VATICAN - « LES PIERRES, LES SONS, LES COULEURS DE LA MAISON DE DIEU » par S. Exc. Mgr Mauro Piacenza - Les principes inspirateurs pour la construction d’églises et d’endroits pour la célébration et l’adoration de l’Eucharistie (II)

mardi, 24 octobre 2006

Rome (Agence Fides) - Les critères retenus pour la construction d’une église se fondent sur la nature de l’habitat cultuel. Il s’agit d’un lieu complexe et organique, symbolique et iconographique qui s’offre aux « Christifideles » convoquées en assemblée sainte pour la célébration des Saints Mystères. C’est donc un lieu communautaire, mystagogique, eschatologique. Quand on veut construire une église, deux choses comptent : le respect de la mémoire pour l’inculturation dans la Tradition, le respect de la liturgie pour l’inculturation dans les rites (les orandi, lex credendi).
La construction d’une église a comme principes des critères déterminés de composition. Ils doivent être compris par les bénéficiaires, afin de saisir le nœud du récit, pour y participer de manière plus intime, en se laissant ainsi saisir par le Divin. L’architecture cultuelle n’invente pas le schéma des structures qu’elle élabore avec un génie créatif, car cela ressort des exigences rituelles. Mais elle doit donner de la beauté à tout l’ensemble pour conférer à l’action liturgique le caractère sacré nécessaire grâce auquel on peut faire l’expérience du Divin ineffable.
L’église doit avoir un espace bien caractéristique, à l’extérieur et à l’intérieur. La coordination architecturale : un système narratif cohérent et compréhensible donne un aspect à l’espace destiné au sacré en un programme iconographique unitaire. Il se réalise en réunissant dans le projet d’architecture, la décoration, la peinture, la sculpture, les vitraux, l’ameublement, les ornements, les objets sacrés, les lumières, les sons. L’ensemble de ces éléments structure une entité organique vivifiée par l’action liturgique. On en vient ainsi à créer un univers ordonné au culte où se réunit la communauté.

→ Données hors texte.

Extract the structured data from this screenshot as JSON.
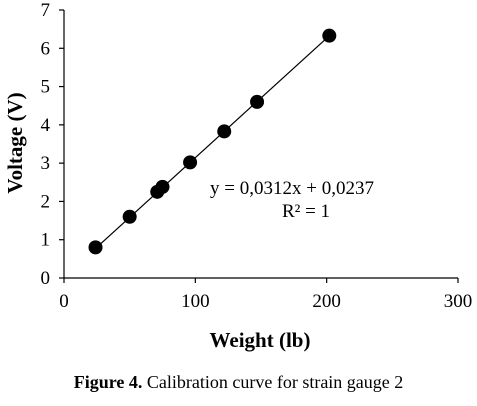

Chaque élément devient partie intégrante d’un « installation » unique qui trouve son point central dans l’autel. Cette « installation » peut être soumise à des changements. Habituellement, elle change selon les temps liturgiques et les cérémonies célébrées. L’espace doit être alors structuré de manière à ce que l’on puisse prévoir des cérémonies occasionnelles, des jeux de lumière, des processions. Le style, toujours et de toute façon, doit aider les fidèles au recueillement religieux. L’idéologie spatiale : L’espace intérieur doit assurer la participation active des fidèles. Il faut donc que les éléments rituels soient visibles et compréhensibles, que les fidèles puissent rester assis, ou se déplacer en procession, que la structure, par ses dimensions, soit adaptée aux exigences rituelles et au nombre des participants. En outre, à l’intérieur, on doit créer un climat de recueillement dans la participation ; c’est pourquoi il est important que le système d’éclairage, la diffusion des sons, la climatisation mettent les fidèles à l’aise.
L’extérieur lui aussi a des valeurs culturelles ; c’est pourquoi il ne faut pas négliger l’élément narratif qui se fait annonce et invitation, par les différentes éléments architecturaux, la présence d’iconographies, le recours à des dédicaces et le son des cloches. Il ne faut pas négliger le rapport avec l’urbanisme environnant, en coordonnant le parvis et le portail, les matériaux et les styles. Il faut souhaiter la construction de lieux et bâtiments annexes à l’église, surtout s’ils sont paroissiaux, parce l’on doit allier la lex vivendi à la lex orandi.
Du point de vue structurel, l’église influe sur le milieu ambiant. Le volume, le style, les matériaux entrent en relation avec les autres édifices et avec le paysage. Cela veut dire que l’architecte doit veiller à ce que les projets soient caractéristiques du bâtiment destiné au culte. En règle générale, l’édifice doit être bien reconnaissable.
Dans le passé, des constructions même imposantes - comme les monastères et les sanctuaires - ne changeaient pas beaucoup le paysage, car ils étaient pensés en lien avec la nature et construits avec des matériaux naturels. Actuellement, le choix des matériaux artificiels et hétérogènes au paysage doit être fait avec grande attention, et l’on doit élaborer des volumes en mesure de s’accorder avec le paysage. Le fait que l’église célèbre la rencontre de l’homme avec Dieu ne doit pas faire oublier que cette rencontre est possible avant tout dans l’itinéraire qui, à partir de la création, conduit au Créateur.
+ Mauro Piacenza, Président de la Commission Pontificale pour les Biens Culturels de l’Eglise, Président de la Commission Pontificale d’Archéologie Sacrée.